Officials from the Landmarks Preservation Commission say that “retroactive approval” of the new sidewalk wrapping around the front of the building at 1901 Emmons Avenue, as well as work to the façade, could be soon granted depending on the completeness of the tenant’s application.
Cherry Hill officials were expected to submit their application to have the work legalized earlier this week.
Last week, State Senator Carl Kruger and Community Board 15 Chair Theresa Scavo protested the work being performed without proper permits and declared the new market an affront to the community.
Meanwhile, it appears Lundy’s new tenants have also dodged a couple of other bullets that might have landed them in hot water with both the Parks Department and the Department of Transportation.
While Kruger held his on-street press conference outside Lundy’s last week, unidentified workers were busy painting the trees and parking meters outside the building’s parking lot on Shore Parkway.
DOT officials said that painting the parking meters white was okay with them, while the Parks Department said that the only way they would be able to issue fines is if they actually caught somebody in the act of painting one of their trees.
The Sheepshead Bay/Plumb Beach Civic Association is also feeling good about the future of Lundy’s now that their efforts to reclaim the World War II memorial plaque formally on display inside Lundy’s Landing are about to pay off.

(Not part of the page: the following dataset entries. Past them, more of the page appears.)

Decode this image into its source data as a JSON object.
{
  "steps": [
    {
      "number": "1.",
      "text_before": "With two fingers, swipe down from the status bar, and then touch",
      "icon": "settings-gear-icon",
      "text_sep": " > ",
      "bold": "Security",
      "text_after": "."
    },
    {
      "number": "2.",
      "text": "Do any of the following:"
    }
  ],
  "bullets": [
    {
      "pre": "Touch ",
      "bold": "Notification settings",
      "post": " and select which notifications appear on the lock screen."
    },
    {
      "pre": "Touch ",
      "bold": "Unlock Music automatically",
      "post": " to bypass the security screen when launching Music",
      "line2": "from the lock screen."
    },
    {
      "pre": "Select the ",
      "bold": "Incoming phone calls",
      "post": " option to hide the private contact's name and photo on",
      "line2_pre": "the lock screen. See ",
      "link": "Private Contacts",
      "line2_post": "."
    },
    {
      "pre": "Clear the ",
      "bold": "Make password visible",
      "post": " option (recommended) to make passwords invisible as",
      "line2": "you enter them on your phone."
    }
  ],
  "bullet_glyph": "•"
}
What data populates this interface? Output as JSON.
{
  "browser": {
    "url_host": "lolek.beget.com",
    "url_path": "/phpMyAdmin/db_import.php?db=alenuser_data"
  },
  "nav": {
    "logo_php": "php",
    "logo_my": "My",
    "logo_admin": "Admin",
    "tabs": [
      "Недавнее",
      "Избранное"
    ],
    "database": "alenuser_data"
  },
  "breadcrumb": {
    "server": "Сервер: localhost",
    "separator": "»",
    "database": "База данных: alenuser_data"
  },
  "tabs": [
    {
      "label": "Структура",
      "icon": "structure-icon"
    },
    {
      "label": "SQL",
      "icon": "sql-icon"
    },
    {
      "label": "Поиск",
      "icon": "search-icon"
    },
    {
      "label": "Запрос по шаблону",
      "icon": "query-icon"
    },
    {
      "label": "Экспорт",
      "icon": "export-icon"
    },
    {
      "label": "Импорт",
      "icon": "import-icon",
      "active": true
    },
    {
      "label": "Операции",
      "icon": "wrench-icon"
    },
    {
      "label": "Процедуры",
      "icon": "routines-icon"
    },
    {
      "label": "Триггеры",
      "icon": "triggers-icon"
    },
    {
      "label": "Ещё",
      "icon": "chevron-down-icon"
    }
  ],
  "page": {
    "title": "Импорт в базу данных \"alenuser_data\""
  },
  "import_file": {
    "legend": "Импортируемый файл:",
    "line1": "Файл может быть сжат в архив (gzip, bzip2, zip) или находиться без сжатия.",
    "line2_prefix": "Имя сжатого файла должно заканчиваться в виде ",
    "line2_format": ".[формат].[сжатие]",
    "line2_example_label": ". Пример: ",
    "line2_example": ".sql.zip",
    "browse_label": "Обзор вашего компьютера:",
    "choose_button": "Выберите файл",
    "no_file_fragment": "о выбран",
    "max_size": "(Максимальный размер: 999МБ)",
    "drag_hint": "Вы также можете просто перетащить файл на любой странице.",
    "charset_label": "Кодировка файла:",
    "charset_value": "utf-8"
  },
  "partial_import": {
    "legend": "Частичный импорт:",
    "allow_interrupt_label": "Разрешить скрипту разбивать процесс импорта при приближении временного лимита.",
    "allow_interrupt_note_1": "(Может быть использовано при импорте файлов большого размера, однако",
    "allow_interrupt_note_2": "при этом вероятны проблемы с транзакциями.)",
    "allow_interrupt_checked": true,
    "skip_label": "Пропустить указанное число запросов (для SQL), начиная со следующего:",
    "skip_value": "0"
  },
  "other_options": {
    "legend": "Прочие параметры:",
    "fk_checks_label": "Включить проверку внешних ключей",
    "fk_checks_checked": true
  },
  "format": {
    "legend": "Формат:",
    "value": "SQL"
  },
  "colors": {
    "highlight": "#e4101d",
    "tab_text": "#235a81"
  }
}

“We’ve already negotiated to get the plaque back,” Barbara Berardelli told the Bay News. “It’ll be a process but we’ll get it done.”
According to Berardelli, James Pappas, son of Lundy’s landlord Steve Pappas, has agreed to allow the civic to pick up the heavy bronze plaque.
The group plans on storing the plaque inside the Sheepshead Bay Yacht Club before installing it at their memorial grounds near Haring Street and Emmons Avenue.
“It’s okay, it’s clean,” Berardelli said. “Once I spoke to Pappas he was very sincere. As much as he wanted to display the plaque inside the restaurant, he thought that it would be better in a public space.”
The roughly four by three foot metal plaque honors the service of Sheepshead Bay residents who fought in World War II.